The English Patient ★★★


[Originally written on my blog.]

Movie remains frustratingly lopsided in a way the book apparently is not—judging from the synopsis, Kip has been neutered to the point of near-irrelevance, functioning solely as a hirsute love interest for Binoche's unfailingly spunky nurse. Which is particularly unfortunate given that the North African flashbacks serve up the most unapologetically swoony and old-fashioned eye-fuck romance of the modern era. Some folks I know find Almásy's treason so unconscionable that it retroactively poisons that whole relationship, but there's a reason why his present-tense incarnation is extra-crispy—his actions are understood but by no means celebrated or condoned. Or maybe I'm just inclined to be forgiving because sexual chemistry as credibly palpable as that between Fiennes and Scott Thomas is so rare. Minghella's acute understanding of human nature is most evident here in Almásy's futile efforts to resist temptation, and Fiennes savvily plays the Count's hostility toward Katherine as genuine, as if he resents the power she has over him and hates her for embodying his inevitable betrayal. All that stuff is smokin' (except for the too-pointed Herodotus anecdote, which has no purpose save clumsy foreshadowing), which means it's a bit of a drag every time the movie returns to the Italian villa and its comparative non-entities.

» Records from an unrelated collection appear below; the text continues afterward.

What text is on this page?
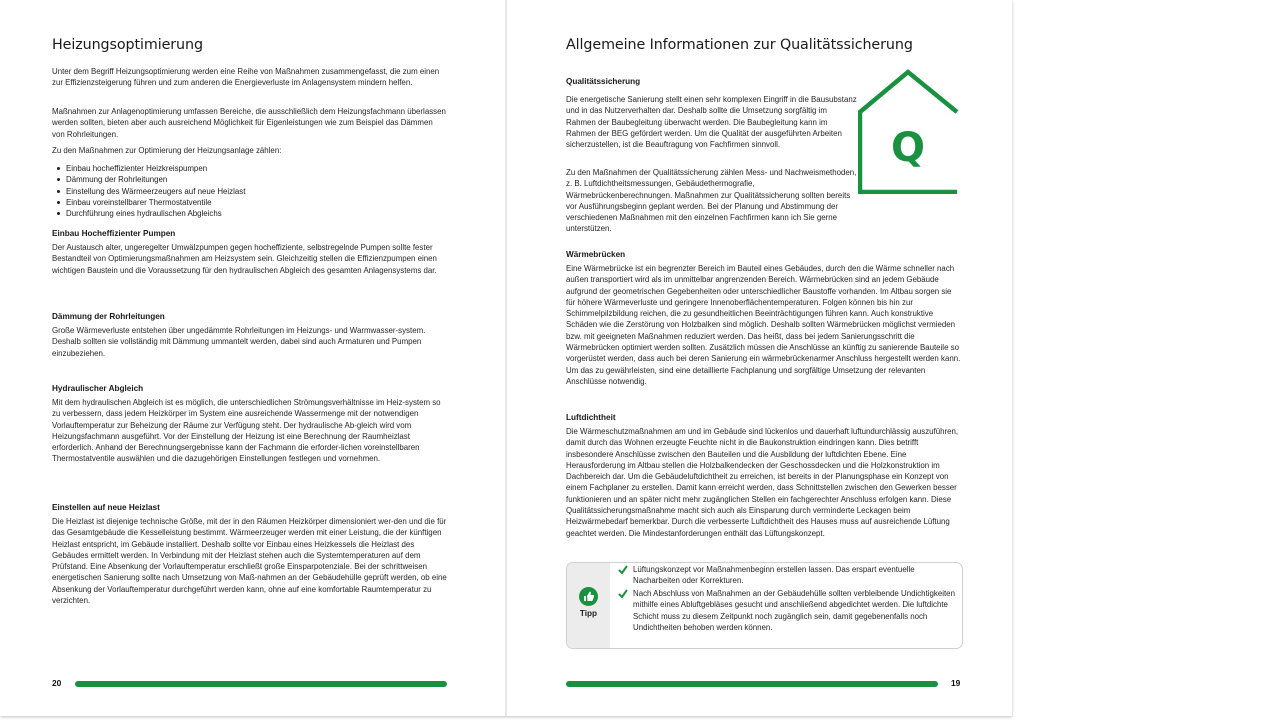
Heizungsoptimierung

Unter dem Begriff Heizungsoptimierung werden eine Reihe von Maßnahmen zusammengefasst, die zum einen zur Effizienzsteigerung führen und zum anderen die Energieverluste im Anlagensystem mindern helfen.

Maßnahmen zur Anlagenoptimierung umfassen Bereiche, die ausschließlich dem Heizungsfachmann überlassen werden sollten, bieten aber auch ausreichend Möglichkeit für Eigenleistungen wie zum Beispiel das Dämmen von Rohrleitungen.

Zu den Maßnahmen zur Optimierung der Heizungsanlage zählen:

Einbau hocheffizienter Heizkreispumpen
Dämmung der Rohrleitungen
Einstellung des Wärmeerzeugers auf neue Heizlast
Einbau voreinstellbarer Thermostatventile
Durchführung eines hydraulischen Abgleichs
Einbau Hocheffizienter Pumpen

Der Austausch alter, ungeregelter Umwälzpumpen gegen hocheffiziente, selbstregelnde Pumpen sollte fester Bestandteil von Optimierungsmaßnahmen am Heizsystem sein. Gleichzeitig stellen die Effizienzpumpen einen wichtigen Baustein und die Voraussetzung für den hydraulischen Abgleich des gesamten Anlagensystems dar.

Dämmung der Rohrleitungen

Große Wärmeverluste entstehen über ungedämmte Rohrleitungen im Heizungs- und Warmwasser-system. Deshalb sollten sie vollständig mit Dämmung ummantelt werden, dabei sind auch Armaturen und Pumpen einzubeziehen.

Hydraulischer Abgleich

Mit dem hydraulischen Abgleich ist es möglich, die unterschiedlichen Strömungsverhältnisse im Heiz-system so zu verbessern, dass jedem Heizkörper im System eine ausreichende Wassermenge mit der notwendigen Vorlauftemperatur zur Beheizung der Räume zur Verfügung steht. Der hydraulische Ab-gleich wird vom Heizungsfachmann ausgeführt. Vor der Einstellung der Heizung ist eine Berechnung der Raumheizlast erforderlich. Anhand der Berechnungsergebnisse kann der Fachmann die erforder-lichen voreinstellbaren Thermostatventile auswählen und die dazugehörigen Einstellungen festlegen und vornehmen.

Einstellen auf neue Heizlast

Die Heizlast ist diejenige technische Größe, mit der in den Räumen Heizkörper dimensioniert wer-den und die für das Gesamtgebäude die Kesselleistung bestimmt. Wärmeerzeuger werden mit einer Leistung, die der künftigen Heizlast entspricht, im Gebäude installiert. Deshalb sollte vor Einbau eines Heizkessels die Heizlast des Gebäudes ermittelt werden. In Verbindung mit der Heizlast stehen auch die Systemtemperaturen auf dem Prüfstand. Eine Absenkung der Vorlauftemperatur erschließt große Einsparpotenziale. Bei der schrittweisen energetischen Sanierung sollte nach Umsetzung von Maß-nahmen an der Gebäudehülle geprüft werden, ob eine Absenkung der Vorlauftemperatur durchgeführt werden kann, ohne auf eine komfortable Raumtemperatur zu verzichten.

20
Allgemeine Informationen zur Qualitätssicherung
Qualitätssicherung

Die energetische Sanierung stellt einen sehr komplexen Eingriff in die Bausubstanz und in das Nutzerverhalten dar. Deshalb sollte die Umsetzung sorgfältig im Rahmen der Baubegleitung überwacht werden. Die Baubegleitung kann im Rahmen der BEG gefördert werden. Um die Qualität der ausgeführten Arbeiten sicherzustellen, ist die Beauftragung von Fachfirmen sinnvoll.

Zu den Maßnahmen der Qualitätssicherung zählen Mess- und Nachweismethoden, z. B. Luftdichtheitsmessungen, Gebäudethermografie, Wärmebrückenberechnungen. Maßnahmen zur Qualitätssicherung sollten bereits vor Ausführungsbeginn geplant werden. Bei der Planung und Abstimmung der verschiedenen Maßnahmen mit den einzelnen Fachfirmen kann ich Sie gerne unterstützen.

Wärmebrücken

Eine Wärmebrücke ist ein begrenzter Bereich im Bauteil eines Gebäudes, durch den die Wärme schneller nach außen transportiert wird als im unmittelbar angrenzenden Bereich. Wärmebrücken sind an jedem Gebäude aufgrund der geometrischen Gegebenheiten oder unterschiedlicher Baustoffe vorhanden. Im Altbau sorgen sie für höhere Wärmeverluste und geringere Innenoberflächentemperaturen. Folgen können bis hin zur Schimmelpilzbildung reichen, die zu gesundheitlichen Beeinträchtigungen führen kann. Auch konstruktive Schäden wie die Zerstörung von Holzbalken sind möglich. Deshalb sollten Wärmebrücken möglichst vermieden bzw. mit geeigneten Maßnahmen reduziert werden. Das heißt, dass bei jedem Sanierungsschritt die Wärmebrücken optimiert werden sollten. Zusätzlich müssen die Anschlüsse an künftig zu sanierende Bauteile so vorgerüstet werden, dass auch bei deren Sanierung ein wärmebrückenarmer Anschluss hergestellt werden kann. Um das zu gewährleisten, sind eine detaillierte Fachplanung und sorgfältige Umsetzung der relevanten Anschlüsse notwendig.

Luftdichtheit

Die Wärmeschutzmaßnahmen am und im Gebäude sind lückenlos und dauerhaft luftundurchlässig auszuführen, damit durch das Wohnen erzeugte Feuchte nicht in die Baukonstruktion eindringen kann. Dies betrifft insbesondere Anschlüsse zwischen den Bauteilen und die Ausbildung der luftdichten Ebene. Eine Herausforderung im Altbau stellen die Holzbalkendecken der Geschossdecken und die Holzkonstruktion im Dachbereich dar. Um die Gebäudeluftdichtheit zu erreichen, ist bereits in der Planungsphase ein Konzept von einem Fachplaner zu erstellen. Damit kann erreicht werden, dass Schnittstellen zwischen den Gewerken besser funktionieren und an später nicht mehr zugänglichen Stellen ein fachgerechter Anschluss erfolgen kann. Diese Qualitätssicherungsmaßnahme macht sich auch als Einsparung durch verminderte Leckagen beim Heizwärmebedarf bemerkbar. Durch die verbesserte Luftdichtheit des Hauses muss auf ausreichende Lüftung geachtet werden. Die Mindestanforderungen enthält das Lüftungskonzept.

Q
Tipp

Lüftungskonzept vor Maßnahmenbeginn erstellen lassen. Das erspart eventuelle Nacharbeiten oder Korrekturen.

Nach Abschluss von Maßnahmen an der Gebäudehülle sollten verbleibende Undichtigkeiten mithilfe eines Abluftgebläses gesucht und anschließend abgedichtet werden. Die luftdichte Schicht muss zu diesem Zeitpunkt noch zugänglich sein, damit gegebenenfalls noch Undichtheiten behoben werden können.

19
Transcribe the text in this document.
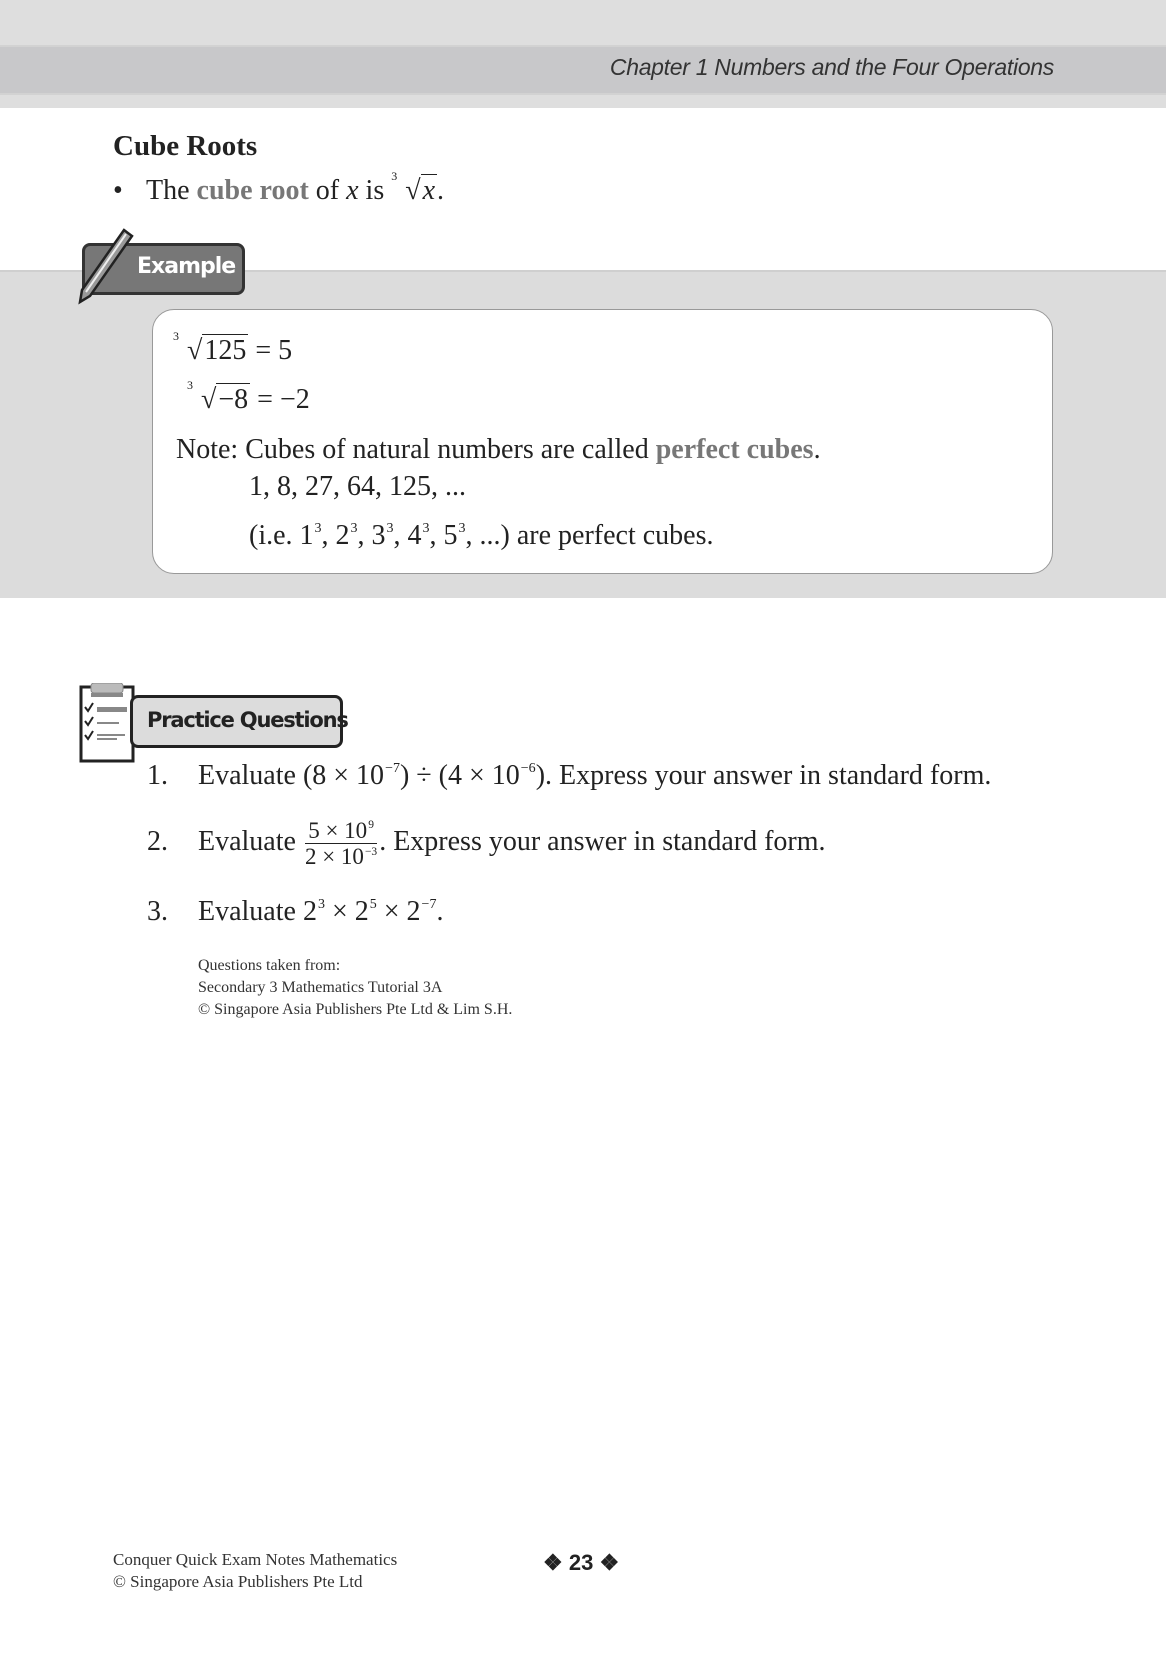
Chapter 1 Numbers and the Four Operations
Cube Roots
• The cube root of x is 3 √x.
Example
3 √125 = 5
3 √−8 = −2
Note: Cubes of natural numbers are called perfect cubes.
1, 8, 27, 64, 125, ...
(i.e. $1^3$, $2^3$, $3^3$, $4^3$, $5^3$, ...) are perfect cubes.
Practice Questions
1. Evaluate $(8 \times 10^{-7}) \div (4 \times 10^{-6})$. Express your answer in standard form.
2. Evaluate $\frac{5 \times 10^9}{2 \times 10^{-3}}$ . Express your answer in standard form.
3. Evaluate $2^3 \times 2^5 \times 2^{-7}$.
Questions taken from:
Secondary 3 Mathematics Tutorial 3A
© Singapore Asia Publishers Pte Ltd & Lim S.H.
Conquer Quick Exam Notes Mathematics
© Singapore Asia Publishers Pte Ltd
❖ 23 ❖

Strange that Minghella wound up receiving his greatest acclaim for this very uncharacteristic picture; while he handles the scale reasonably well, it's mostly small, intimate moments that connect. If you've read the book: Does Almásy tell Katherine "I just want you to know that I'm not missing you yet," and does she tenderly reply "You will" and then immediately bonk her head into a pole? 'Cause that's handled as dryly and fleetingly as one could possibly hope for.